Set in New York in the 1970s many of Charlie Weir’s patients are Vietnam vets suffering from the still unnamed post traumatic stress disorder. One of the most damaged in Charlie’s brother-in-law Danny whose best friend died at his side and who eventually takes his own life.
Charlie believes that his wife, Agnes, blames him for being unable to treat her brother and he leaves her, carrying this guilt with him.
He also feels guilty that he was never able to treat his own mother’s depression. The relationship complicated by the fact that she rejected him in favour of his brother Walt who never tried to interfere when his mother was depressed while Charlie was always at her bedroom door trying to comfort her.
“It is the mothers who propel most of us into psychiatry, usually because we have failed them,” he writes.
With all this Oedipal baggage Charlie also has to deal with a peripatetic father, who abandoned his family when Charlie and Walt were still boys, and a poisonous relationship with his brother.
Walt introduces Charlie to Nora and they begin a relationship, even though Charlie is having an affair with ex-wife Agnes, who has remarried, and he suspects Walt is having an affair with Nora.
There is a large dollop of Freudian psychology in here and McGrath explores how suppressed memories, childhood hurts and guilty adult secrets can sneak out of the dark caverns of our mind where we have tried to stash them away and forget about them.
It is an angry book in terms of how the US became involved in Vietnam in the first place but also how those who were sent there to kill and who saw their closest friends die were abandoned and left to deal by themselves with survival guilt and nightmares about the lives they had taken.

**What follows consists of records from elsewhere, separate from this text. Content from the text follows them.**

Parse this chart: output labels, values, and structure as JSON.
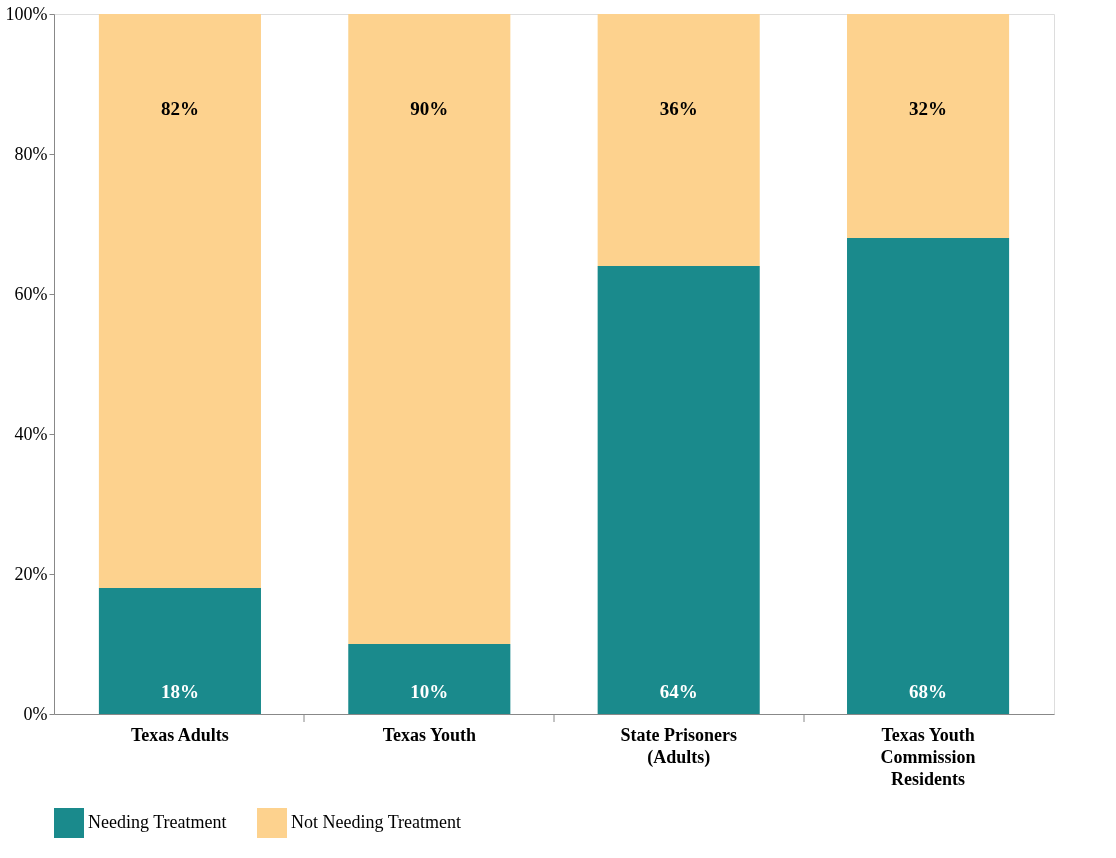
{
  "chart_data": {
    "type": "bar",
    "stacked": true,
    "categories": [
      "Texas Adults",
      "Texas Youth",
      "State Prisoners\n(Adults)",
      "Texas Youth\nCommission\nResidents"
    ],
    "series": [
      {
        "name": "Needing Treatment",
        "color": "#1a8a8c",
        "values": [
          18,
          10,
          64,
          68
        ],
        "value_labels": [
          "18%",
          "10%",
          "64%",
          "68%"
        ]
      },
      {
        "name": "Not Needing Treatment",
        "color": "#fdd28e",
        "values": [
          82,
          90,
          36,
          32
        ],
        "value_labels": [
          "82%",
          "90%",
          "36%",
          "32%"
        ]
      }
    ],
    "ylim": [
      0,
      100
    ],
    "yticks": [
      {
        "value": 0,
        "label": "0%"
      },
      {
        "value": 20,
        "label": "20%"
      },
      {
        "value": 40,
        "label": "40%"
      },
      {
        "value": 60,
        "label": "60%"
      },
      {
        "value": 80,
        "label": "80%"
      },
      {
        "value": 100,
        "label": "100%"
      }
    ],
    "grid": false,
    "legend": "bottom left"
  }
}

McGrath is comfortable with the language of psychology, dream analysis and mental trauma manifesting itself as physical debilitation, but his novel doesn’t get too bogged down in terminology.
I did however find myself reaching for my Lonely Planet Guide to New York to keep up with the peregrinations of the narrator. (On a sideline the last four novels set in New York that I’ve read have all used the city’s topography and landmarks to varying degrees as a central part of their narration – Trauma, Michael Cunningham’s The Hours, Philip Roth’s The Dying Animal and Benjamin Black’s The Lemur).

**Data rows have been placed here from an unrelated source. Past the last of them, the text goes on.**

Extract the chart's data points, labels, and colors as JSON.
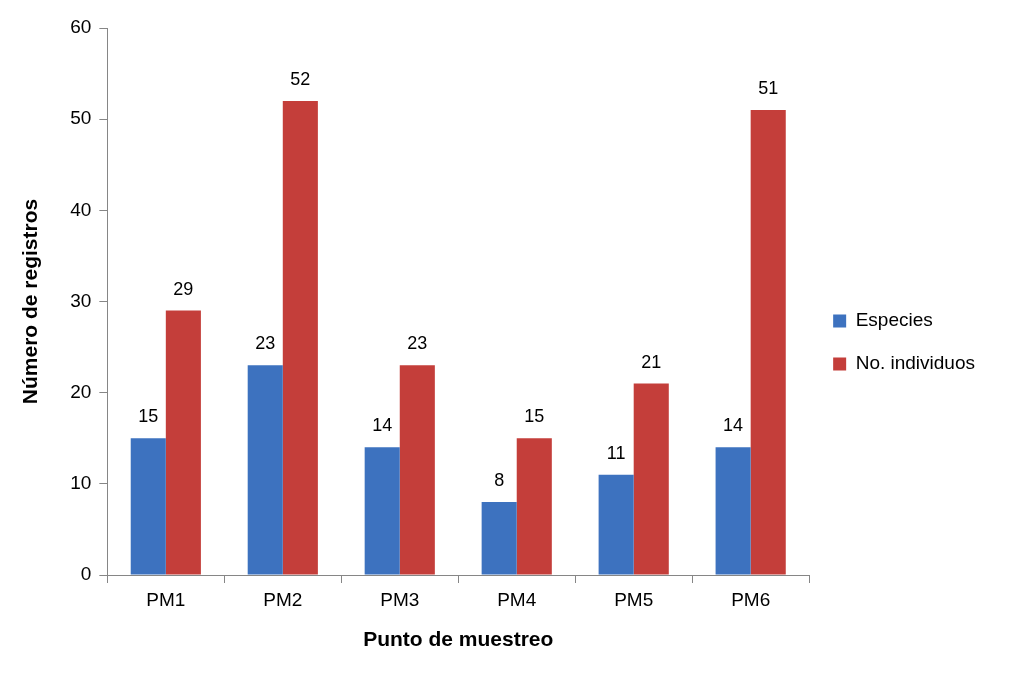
{
  "chart_data": {
    "type": "bar",
    "xlabel": "Punto de muestreo",
    "ylabel": "Número de registros",
    "categories": [
      "PM1",
      "PM2",
      "PM3",
      "PM4",
      "PM5",
      "PM6"
    ],
    "series": [
      {
        "name": "Especies",
        "color": "#3d72bf",
        "values": [
          15,
          23,
          14,
          8,
          11,
          14
        ]
      },
      {
        "name": "No. individuos",
        "color": "#c43e3a",
        "values": [
          29,
          52,
          23,
          15,
          21,
          51
        ]
      }
    ],
    "ylim": [
      0,
      60
    ],
    "yticks": [
      0,
      10,
      20,
      30,
      40,
      50,
      60
    ],
    "grid": false,
    "legend": "right",
    "data_labels": true
  }
}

The psyche is a landscape for McGrath as much as Manhattan, where most of Trauma is set. Charlie feels that he is drawn to Nora because he can sense that she is psychologically damaged as well. It is this relationship, the ongoing affair with his ex-wife Agnes and the coming to terms with the death of his mother that start to prise open the fractures in Charlie’s own psyche.
While he enjoys some success in treating his patients he ignores the symptoms of his own gradual mental decline. He points them out and notes them but tries to ignore them. Inevitably he is overcome by “the nightmares, the flashbacks, the panic attack, the rage”.
Trauma is an edgy, uncomfortable novel to read. Charlie is not a character who necessarily draws the reader’s sympathy but you can’t help being carried along with him on his slowly unfolding downfall and the sense of dread that reality is slipping away and being undermined by a dark suppressed memory floating just below his consciousness.